The Trump administration says the rule is designed to promote self-sufficiency among immigrants and will be used to determine whether an individual is likely to become a financial burden on the federal government. The scope of the rule is much narrower than many immigrants fear, affecting mostly would-be green card holders and visa applicants abroad.
But the confusion around which benefits are impacted and who may be deemed a "public charge" has already led many legal permanent residents to unenroll from benefits for themselves or their children out of fear it may impact potential citizenship applications in the future.
Wendy Parmet is a law professor at Northeastern University where she heads the Center for Health Policy and Law. She spent much of her career studying the intersection of immigration and health, and fears the confluence of the new public charge rule and the potential for community transmission of the new coronavirus could produce a perfect storm for public health professionals.
"I think the timing is potentially catastrophic," Parmet said. "I don't think we need, at this particular moment in time, a rule that's going to exacerbate the risk of a pandemic getting worse."

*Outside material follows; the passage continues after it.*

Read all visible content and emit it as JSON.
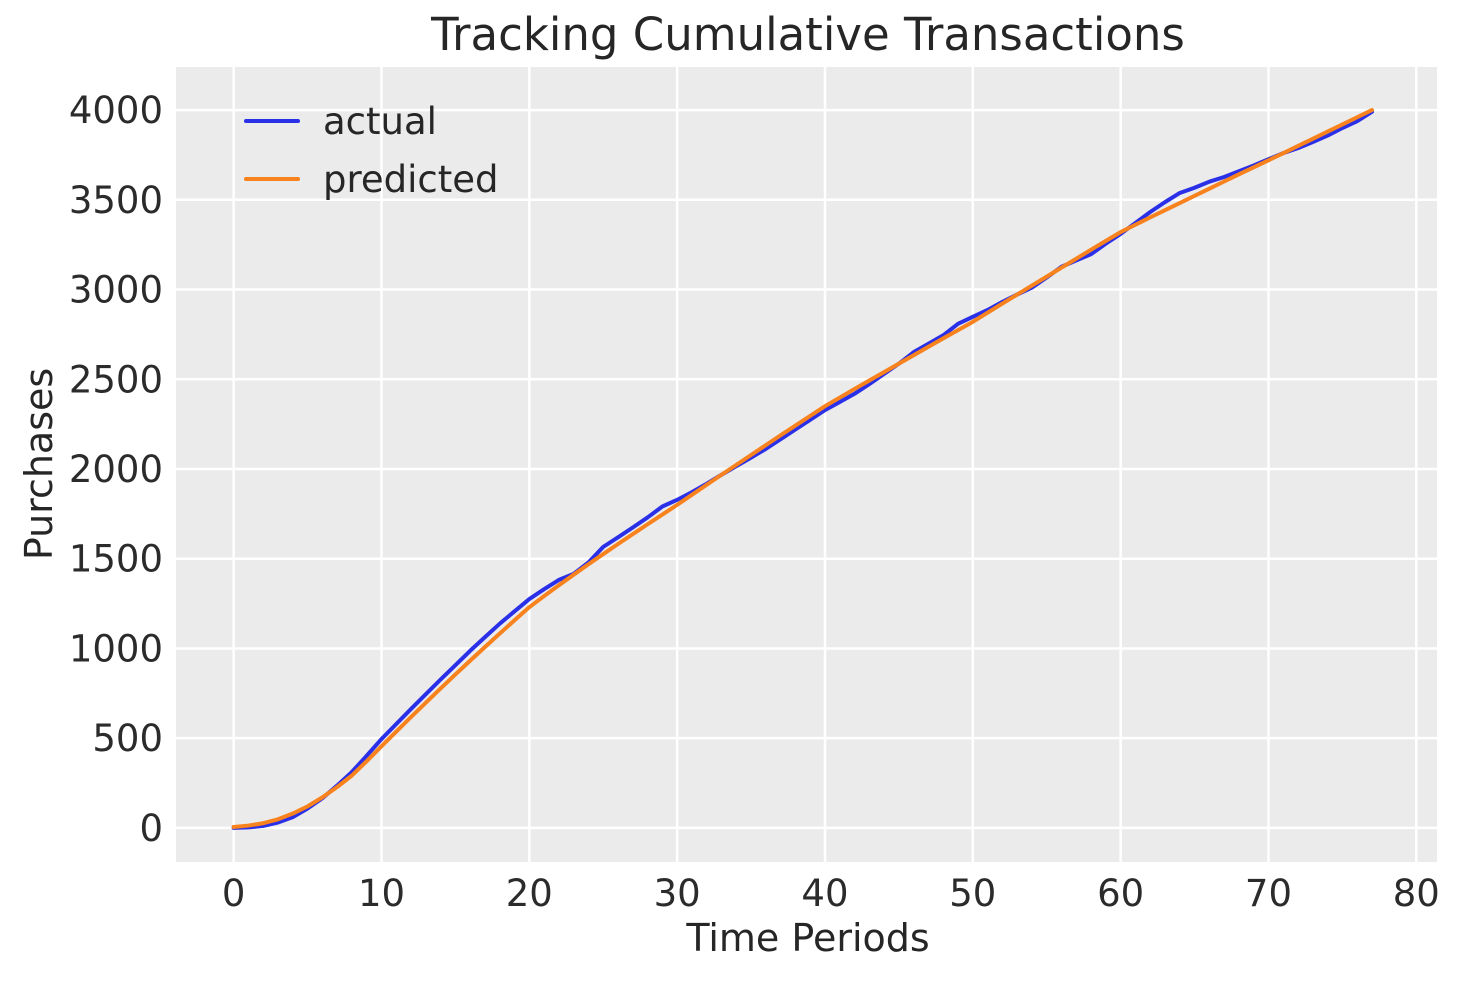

Parmet was one of more than 450 public health and legal experts to sign an open letter Monday addressed to Vice President Mike Pence and other federal, state and local leaders calling for a "fair and effective" response to the public health threat presented by the new coronavirus. Along with the other signatories, she said federal officials should declare health care facilities immigration enforcement-free zones in the interest of public health.

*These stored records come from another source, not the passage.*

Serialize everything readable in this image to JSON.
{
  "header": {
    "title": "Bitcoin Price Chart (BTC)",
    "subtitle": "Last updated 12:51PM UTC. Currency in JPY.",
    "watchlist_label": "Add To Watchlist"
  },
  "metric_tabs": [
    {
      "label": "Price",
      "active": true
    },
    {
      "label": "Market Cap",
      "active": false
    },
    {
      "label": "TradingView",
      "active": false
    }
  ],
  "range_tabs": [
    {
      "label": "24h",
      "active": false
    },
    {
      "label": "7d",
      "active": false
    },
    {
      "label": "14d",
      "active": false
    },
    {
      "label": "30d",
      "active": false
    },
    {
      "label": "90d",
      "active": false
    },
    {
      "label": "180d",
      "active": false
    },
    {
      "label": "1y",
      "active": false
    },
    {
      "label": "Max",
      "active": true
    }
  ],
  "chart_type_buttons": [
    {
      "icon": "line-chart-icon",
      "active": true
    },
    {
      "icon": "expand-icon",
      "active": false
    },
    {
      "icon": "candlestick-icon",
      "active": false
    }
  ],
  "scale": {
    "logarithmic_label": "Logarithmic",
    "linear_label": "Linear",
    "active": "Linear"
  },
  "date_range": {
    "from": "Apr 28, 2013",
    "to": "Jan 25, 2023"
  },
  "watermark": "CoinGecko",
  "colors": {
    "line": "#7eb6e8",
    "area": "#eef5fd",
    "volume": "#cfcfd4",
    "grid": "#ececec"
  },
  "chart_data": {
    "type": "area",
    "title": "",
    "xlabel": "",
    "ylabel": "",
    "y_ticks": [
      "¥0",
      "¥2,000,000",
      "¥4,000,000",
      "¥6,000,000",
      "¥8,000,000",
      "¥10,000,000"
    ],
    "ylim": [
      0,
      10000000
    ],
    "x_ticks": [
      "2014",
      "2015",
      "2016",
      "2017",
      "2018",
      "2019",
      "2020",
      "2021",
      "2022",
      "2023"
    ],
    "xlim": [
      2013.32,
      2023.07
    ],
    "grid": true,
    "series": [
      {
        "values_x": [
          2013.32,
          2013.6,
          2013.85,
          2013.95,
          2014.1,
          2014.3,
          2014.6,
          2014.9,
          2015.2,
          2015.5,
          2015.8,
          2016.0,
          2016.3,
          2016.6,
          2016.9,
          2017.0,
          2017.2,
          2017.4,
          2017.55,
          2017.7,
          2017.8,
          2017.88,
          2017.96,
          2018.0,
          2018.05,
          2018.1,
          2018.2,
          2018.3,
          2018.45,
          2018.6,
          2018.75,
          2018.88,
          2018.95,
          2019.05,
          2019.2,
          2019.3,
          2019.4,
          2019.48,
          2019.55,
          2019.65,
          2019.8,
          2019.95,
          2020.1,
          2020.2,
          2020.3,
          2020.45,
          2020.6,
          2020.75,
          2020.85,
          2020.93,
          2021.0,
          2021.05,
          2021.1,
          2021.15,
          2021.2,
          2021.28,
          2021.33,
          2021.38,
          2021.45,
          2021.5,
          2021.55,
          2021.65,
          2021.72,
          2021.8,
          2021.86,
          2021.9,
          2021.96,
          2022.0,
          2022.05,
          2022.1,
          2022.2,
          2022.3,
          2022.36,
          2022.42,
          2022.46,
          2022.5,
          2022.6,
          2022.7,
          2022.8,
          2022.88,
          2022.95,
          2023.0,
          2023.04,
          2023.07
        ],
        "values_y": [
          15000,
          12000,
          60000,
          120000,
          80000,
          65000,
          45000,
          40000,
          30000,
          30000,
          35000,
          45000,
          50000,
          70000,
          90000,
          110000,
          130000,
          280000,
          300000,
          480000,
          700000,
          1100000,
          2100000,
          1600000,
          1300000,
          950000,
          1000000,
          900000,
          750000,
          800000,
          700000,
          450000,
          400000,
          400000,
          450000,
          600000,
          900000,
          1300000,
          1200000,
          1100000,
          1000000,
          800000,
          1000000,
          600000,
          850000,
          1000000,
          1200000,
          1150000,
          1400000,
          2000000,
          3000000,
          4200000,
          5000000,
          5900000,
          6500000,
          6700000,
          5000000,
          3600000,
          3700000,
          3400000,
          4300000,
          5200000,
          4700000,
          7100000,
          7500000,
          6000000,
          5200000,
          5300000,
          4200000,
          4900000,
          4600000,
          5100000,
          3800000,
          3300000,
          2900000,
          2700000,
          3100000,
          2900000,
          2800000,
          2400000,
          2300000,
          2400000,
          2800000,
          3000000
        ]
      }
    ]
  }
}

According to its website, U.S. Immigration and Customs Enforcement (ICE) does consider medical facilities to be "sensitive locations" where enforcement actions are generally avoided, though decisions are made on a case-by-case basis.

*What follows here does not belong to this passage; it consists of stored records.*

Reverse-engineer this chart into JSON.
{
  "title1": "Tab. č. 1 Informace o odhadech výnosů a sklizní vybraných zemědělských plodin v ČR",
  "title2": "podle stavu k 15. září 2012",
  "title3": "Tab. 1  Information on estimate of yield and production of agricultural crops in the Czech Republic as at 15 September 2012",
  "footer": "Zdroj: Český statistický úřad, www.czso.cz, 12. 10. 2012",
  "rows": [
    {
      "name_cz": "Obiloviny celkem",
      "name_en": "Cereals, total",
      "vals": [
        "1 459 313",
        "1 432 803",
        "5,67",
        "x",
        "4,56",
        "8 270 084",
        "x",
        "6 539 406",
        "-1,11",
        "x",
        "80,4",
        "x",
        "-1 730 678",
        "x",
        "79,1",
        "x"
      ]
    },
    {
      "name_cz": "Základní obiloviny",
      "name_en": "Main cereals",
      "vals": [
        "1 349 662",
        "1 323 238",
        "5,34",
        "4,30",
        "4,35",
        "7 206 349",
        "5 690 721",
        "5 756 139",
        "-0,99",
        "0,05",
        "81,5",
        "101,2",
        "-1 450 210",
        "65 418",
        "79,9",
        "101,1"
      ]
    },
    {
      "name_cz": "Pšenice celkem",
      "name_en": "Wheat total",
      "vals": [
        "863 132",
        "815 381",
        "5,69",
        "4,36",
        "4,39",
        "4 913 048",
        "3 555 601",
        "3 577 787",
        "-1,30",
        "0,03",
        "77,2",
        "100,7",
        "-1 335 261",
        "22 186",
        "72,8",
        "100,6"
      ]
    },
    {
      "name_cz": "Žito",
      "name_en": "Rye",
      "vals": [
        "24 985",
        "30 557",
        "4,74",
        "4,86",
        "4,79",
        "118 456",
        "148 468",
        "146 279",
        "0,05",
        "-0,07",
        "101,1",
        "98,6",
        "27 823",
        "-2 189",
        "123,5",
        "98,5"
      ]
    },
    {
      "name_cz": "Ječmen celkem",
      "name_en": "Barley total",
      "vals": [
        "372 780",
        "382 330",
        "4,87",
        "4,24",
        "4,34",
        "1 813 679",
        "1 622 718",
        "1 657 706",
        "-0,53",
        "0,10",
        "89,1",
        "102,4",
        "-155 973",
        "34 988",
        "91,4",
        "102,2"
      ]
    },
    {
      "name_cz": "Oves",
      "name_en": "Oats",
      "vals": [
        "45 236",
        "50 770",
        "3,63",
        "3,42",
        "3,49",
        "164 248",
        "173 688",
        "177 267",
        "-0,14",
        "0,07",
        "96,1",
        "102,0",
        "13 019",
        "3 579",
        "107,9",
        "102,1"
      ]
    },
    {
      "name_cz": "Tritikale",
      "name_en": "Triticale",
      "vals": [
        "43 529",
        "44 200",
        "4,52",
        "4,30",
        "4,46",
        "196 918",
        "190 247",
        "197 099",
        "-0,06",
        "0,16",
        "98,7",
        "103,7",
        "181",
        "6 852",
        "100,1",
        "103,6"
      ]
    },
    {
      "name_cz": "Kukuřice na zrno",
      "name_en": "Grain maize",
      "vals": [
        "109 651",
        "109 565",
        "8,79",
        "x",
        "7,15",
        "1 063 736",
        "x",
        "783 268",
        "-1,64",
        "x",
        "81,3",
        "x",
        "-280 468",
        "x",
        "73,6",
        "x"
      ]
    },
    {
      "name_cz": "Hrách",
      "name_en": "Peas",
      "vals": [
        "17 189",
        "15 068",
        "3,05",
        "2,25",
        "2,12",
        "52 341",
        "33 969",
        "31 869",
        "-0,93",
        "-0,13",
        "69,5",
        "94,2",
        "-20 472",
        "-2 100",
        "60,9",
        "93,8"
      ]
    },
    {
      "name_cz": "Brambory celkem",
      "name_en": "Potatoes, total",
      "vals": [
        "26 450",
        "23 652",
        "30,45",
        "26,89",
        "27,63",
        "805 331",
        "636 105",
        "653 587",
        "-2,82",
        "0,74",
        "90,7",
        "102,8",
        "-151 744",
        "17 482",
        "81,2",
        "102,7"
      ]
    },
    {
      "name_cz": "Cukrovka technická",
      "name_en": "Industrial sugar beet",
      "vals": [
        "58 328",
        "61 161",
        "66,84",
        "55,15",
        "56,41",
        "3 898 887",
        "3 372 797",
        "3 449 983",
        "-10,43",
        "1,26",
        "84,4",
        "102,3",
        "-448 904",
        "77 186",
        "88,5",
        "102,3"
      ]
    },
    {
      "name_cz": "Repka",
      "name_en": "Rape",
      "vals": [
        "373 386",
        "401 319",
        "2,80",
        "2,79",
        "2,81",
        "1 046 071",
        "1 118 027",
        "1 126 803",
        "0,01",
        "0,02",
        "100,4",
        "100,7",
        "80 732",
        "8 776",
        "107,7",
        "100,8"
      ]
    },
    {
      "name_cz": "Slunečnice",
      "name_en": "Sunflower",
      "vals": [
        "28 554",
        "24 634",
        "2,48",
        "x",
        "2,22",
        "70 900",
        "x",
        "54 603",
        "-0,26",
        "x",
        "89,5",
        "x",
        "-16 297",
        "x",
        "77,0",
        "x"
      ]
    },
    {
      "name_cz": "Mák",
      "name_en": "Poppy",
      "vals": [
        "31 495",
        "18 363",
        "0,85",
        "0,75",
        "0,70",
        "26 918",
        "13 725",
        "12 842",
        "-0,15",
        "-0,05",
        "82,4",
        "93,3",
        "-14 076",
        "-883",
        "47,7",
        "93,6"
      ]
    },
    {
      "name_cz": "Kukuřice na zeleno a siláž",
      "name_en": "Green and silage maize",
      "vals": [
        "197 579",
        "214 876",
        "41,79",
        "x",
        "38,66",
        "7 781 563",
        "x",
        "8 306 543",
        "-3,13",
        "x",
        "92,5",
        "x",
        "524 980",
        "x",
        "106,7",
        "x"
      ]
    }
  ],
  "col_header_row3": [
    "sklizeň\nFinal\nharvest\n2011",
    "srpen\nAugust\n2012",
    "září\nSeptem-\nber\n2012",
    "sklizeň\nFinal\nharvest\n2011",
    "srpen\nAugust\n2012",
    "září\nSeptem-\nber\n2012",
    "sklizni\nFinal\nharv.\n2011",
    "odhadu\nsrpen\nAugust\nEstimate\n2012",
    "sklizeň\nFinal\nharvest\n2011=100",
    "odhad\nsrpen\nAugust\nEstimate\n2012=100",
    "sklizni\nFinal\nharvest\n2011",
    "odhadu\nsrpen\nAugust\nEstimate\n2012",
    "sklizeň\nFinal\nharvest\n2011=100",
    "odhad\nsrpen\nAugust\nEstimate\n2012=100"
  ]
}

Even still, Parmet is urging federal, state and local governments to proactively acknowledge the fears and to make concerted efforts to encourage visits to health care providers.
"What this [public charge] rule is widely expected to do is cause millions of residents of the United States to get rid of their health insurance and people who are uninsured are much less likely to seek care," she said.
In a letter addressed to the White House on Wednesday, Warren and a handful of other senators called on the administration to place a moratorium on federal immigration enforcement in and around health care facilities. The letter also calls on the Trump administration to announce the suspension of the public charge rule in the best interest of public health.
"We cannot allow the fear this ill-considered rule creates to scare families away from getting the help that they may need if they come into contact with people with COVID-19 or become ill themselves" the letter read.